I'm detecting faces with haarcascade and tracking them with a webcam using OpenCV. I need to save each face that is tracked. But the problem is when people are moving. In which case the face becomes blurry.
I've tried to mitigate this problem with opencv's dnn face detector and Laplacian with the following code:
blob = cv2.dnn.blobFromImage(cropped_face, 1.0, (300, 300), (104.0, 177.0, 123.0))
net.setInput(blob)
detections = net.forward()
confidence = detections[0, 0, 0, 2]
blur = cv2.Laplacian(cropped_face, cv2.CV_64F).var()
if confidence >= confidence_threshold and blur >= blur_threshold:
cv2.imwrite('less_blurry_image', cropped_face)
Here I tried to limit saving a face if it is not blurry due to motion by setting blur_threshold to 500 and confidence_threshold to 0.98 (i.e. 98%).
But the problem is if I change the camera I have to change the thresholds again manually. And in most of the cases setting a threshold omits most of the faces.
Plus, it is difficult to detect since the background is always clear compared to the blurred face.
So my question is how can I detect this motion blur on a face. I know I can train an ML model for motion blur detection of a face. But that would require heavy processing resources for a small task.

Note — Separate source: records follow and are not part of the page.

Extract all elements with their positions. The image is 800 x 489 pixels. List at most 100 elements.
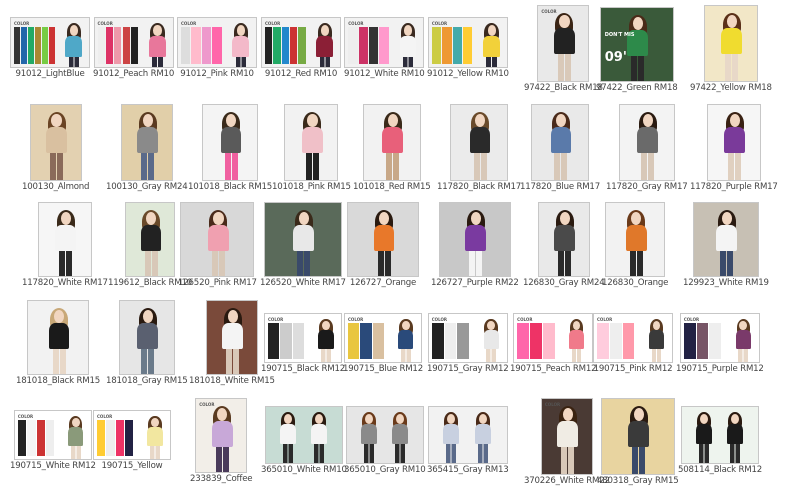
- product-photo[interactable]: COLOR: [264, 313, 342, 363]
- product-caption[interactable]: 181018_Gray RM15: [106, 376, 188, 386]
- product-photo[interactable]: [37, 202, 92, 277]
- product-photo[interactable]: COLOR: [177, 17, 257, 68]
- product-caption[interactable]: 181018_White RM15: [189, 376, 275, 386]
- product-caption[interactable]: 126520_White RM17: [260, 278, 346, 288]
- product-caption[interactable]: 100130_Almond: [22, 182, 90, 192]
- product-thumbnail[interactable]: 365415_Gray RM13: [427, 406, 509, 475]
- product-caption[interactable]: 97422_Black RM18: [524, 83, 603, 93]
- product-thumbnail[interactable]: 117820_Purple RM17: [690, 104, 778, 192]
- product-caption[interactable]: 101018_Black RM15: [188, 182, 272, 192]
- product-caption[interactable]: 91012_Yellow RM10: [427, 69, 509, 79]
- product-photo[interactable]: [284, 104, 339, 181]
- product-caption[interactable]: 190715_Peach RM12: [510, 364, 597, 374]
- product-caption[interactable]: 91012_White RM10: [344, 69, 425, 79]
- product-photo[interactable]: [703, 5, 758, 82]
- product-thumbnail[interactable]: COLOR 190715_White RM12: [10, 410, 96, 471]
- product-photo[interactable]: [347, 202, 419, 277]
- product-caption[interactable]: 365010_White RM10: [261, 465, 347, 475]
- product-thumbnail[interactable]: 101018_Red RM15: [353, 104, 431, 192]
- product-caption[interactable]: 233839_Coffee: [190, 474, 253, 484]
- product-photo[interactable]: COLOR: [344, 17, 425, 68]
- product-caption[interactable]: 100130_Gray RM24: [106, 182, 188, 192]
- product-photo[interactable]: [530, 104, 589, 181]
- product-photo[interactable]: COLOR: [93, 17, 174, 68]
- product-caption[interactable]: 126520_Pink RM17: [178, 278, 257, 288]
- product-caption[interactable]: 117820_Purple RM17: [690, 182, 778, 192]
- product-photo[interactable]: [450, 104, 508, 181]
- product-caption[interactable]: 91012_Pink RM10: [180, 69, 254, 79]
- product-photo[interactable]: [202, 104, 258, 181]
- product-thumbnail[interactable]: 181018_Gray RM15: [106, 300, 188, 386]
- product-caption[interactable]: 190715_Black RM12: [261, 364, 345, 374]
- product-photo[interactable]: [345, 406, 424, 464]
- product-thumbnail[interactable]: 129923_White RM19: [683, 202, 769, 288]
- product-thumbnail[interactable]: 101018_Black RM15: [188, 104, 272, 192]
- product-thumbnail[interactable]: COLOR 190715_Yellow: [93, 410, 171, 471]
- product-caption[interactable]: 126830_Orange: [602, 278, 668, 288]
- product-thumbnail[interactable]: COLOR 190715_Black RM12: [261, 313, 345, 374]
- product-caption[interactable]: 365010_Gray RM10: [344, 465, 426, 475]
- product-thumbnail[interactable]: 101018_Pink RM15: [272, 104, 351, 192]
- product-thumbnail[interactable]: COLOR 91012_LightBlue: [10, 17, 90, 79]
- product-caption[interactable]: 97422_Green RM18: [596, 83, 678, 93]
- product-photo[interactable]: COLOR: [540, 398, 593, 475]
- product-caption[interactable]: 365415_Gray RM13: [427, 465, 509, 475]
- product-thumbnail[interactable]: COLOR 190715_Blue RM12: [343, 313, 423, 374]
- product-photo[interactable]: [600, 398, 675, 475]
- product-caption[interactable]: 126727_Orange: [350, 278, 416, 288]
- product-photo[interactable]: [264, 406, 343, 464]
- product-thumbnail[interactable]: COLOR 190715_Purple RM12: [676, 313, 764, 374]
- product-caption[interactable]: 190715_Yellow: [102, 461, 163, 471]
- product-thumbnail[interactable]: 97422_Yellow RM18: [690, 5, 772, 93]
- product-photo[interactable]: [537, 202, 590, 277]
- product-thumbnail[interactable]: 365010_White RM10: [261, 406, 347, 475]
- product-photo[interactable]: COLOR: [427, 313, 508, 363]
- product-photo[interactable]: [681, 406, 759, 464]
- product-photo[interactable]: [205, 300, 258, 375]
- product-thumbnail[interactable]: 100130_Almond: [22, 104, 90, 192]
- product-thumbnail[interactable]: 365010_Gray RM10: [344, 406, 426, 475]
- product-thumbnail[interactable]: 126727_Purple RM22: [431, 202, 519, 288]
- product-thumbnail[interactable]: COLOR 190715_Pink RM12: [593, 313, 673, 374]
- product-thumbnail[interactable]: COLOR 233839_Coffee: [190, 398, 253, 484]
- product-thumbnail[interactable]: COLOR 91012_White RM10: [344, 17, 425, 79]
- product-thumbnail[interactable]: 117820_Gray RM17: [606, 104, 688, 192]
- product-caption[interactable]: 117820_White RM17: [22, 278, 108, 288]
- product-photo[interactable]: [120, 104, 173, 181]
- product-thumbnail[interactable]: COLOR 190715_Peach RM12: [510, 313, 597, 374]
- product-photo[interactable]: COLOR: [261, 17, 341, 68]
- product-photo[interactable]: [427, 406, 508, 464]
- product-caption[interactable]: 117820_Black RM17: [437, 182, 521, 192]
- product-photo[interactable]: [605, 202, 666, 277]
- product-photo[interactable]: COLOR: [593, 313, 673, 363]
- product-caption[interactable]: 508114_Black RM12: [678, 465, 762, 475]
- product-photo[interactable]: [362, 104, 421, 181]
- product-thumbnail[interactable]: 126520_Pink RM17: [178, 202, 257, 288]
- product-caption[interactable]: 190715_White RM12: [10, 461, 96, 471]
- product-thumbnail[interactable]: 117820_White RM17: [22, 202, 108, 288]
- product-caption[interactable]: 117820_Blue RM17: [520, 182, 600, 192]
- product-caption[interactable]: 101018_Red RM15: [353, 182, 431, 192]
- product-caption[interactable]: 190715_Gray RM12: [427, 364, 509, 374]
- product-photo[interactable]: [118, 300, 175, 375]
- product-photo[interactable]: COLOR: [513, 313, 594, 363]
- product-caption[interactable]: 117820_Gray RM17: [606, 182, 688, 192]
- product-caption[interactable]: 101018_Pink RM15: [272, 182, 351, 192]
- product-caption[interactable]: 190715_Pink RM12: [594, 364, 673, 374]
- product-caption[interactable]: 480318_Gray RM15: [597, 476, 679, 486]
- product-photo[interactable]: COLOR: [679, 313, 760, 363]
- product-thumbnail[interactable]: COLOR 97422_Black RM18: [524, 5, 603, 93]
- product-caption[interactable]: 91012_Red RM10: [265, 69, 337, 79]
- product-thumbnail[interactable]: COLOR 91012_Peach RM10: [93, 17, 174, 79]
- product-caption[interactable]: 126830_Gray RM24: [523, 278, 605, 288]
- product-caption[interactable]: 129923_White RM19: [683, 278, 769, 288]
- product-photo[interactable]: COLOR: [537, 5, 590, 82]
- product-caption[interactable]: 97422_Yellow RM18: [690, 83, 772, 93]
- product-thumbnail[interactable]: COLOR 91012_Pink RM10: [177, 17, 257, 79]
- product-thumbnail[interactable]: 100130_Gray RM24: [106, 104, 188, 192]
- product-thumbnail[interactable]: 480318_Gray RM15: [597, 398, 679, 486]
- product-photo[interactable]: DON'T MIS 09': [599, 7, 674, 82]
- product-photo[interactable]: COLOR: [10, 17, 90, 68]
- product-photo[interactable]: [263, 202, 342, 277]
- product-photo[interactable]: [180, 202, 255, 277]
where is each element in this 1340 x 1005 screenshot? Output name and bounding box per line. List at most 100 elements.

Moreover, I will be needing a huge amount of annotated data for training if I go that route. Which is not easy for a student like me.
Hence, I am trying to detect this with OpenCV which will be a lot less resource intensive compared to using an ML model for detection.
Is there any less resource intensive solution for this?
You can probably use a Fourier Transform (FFT) or a Discrete Cosine Transform (DCT) to figure out how blurred your faces are. Blur in images leads to high frequencies disappearing, and only low frequencies remaining.
So you'd take an image of your face, zero-pad it to a size that'll work well for FFT or DCT, and look how much spectral power you have at higher frequencies.
You probably don't need FFT - DCT will be enough. The advantage of DCT is that it produces a real-valued result (no imaginary part). Performance-wise, FFT and DCT are really fast for sizes that are powers of 2, as well as for sizes that have only factors 2, 3 and 5 in them (although if you also have 3's and 5's it'll be a bit slower).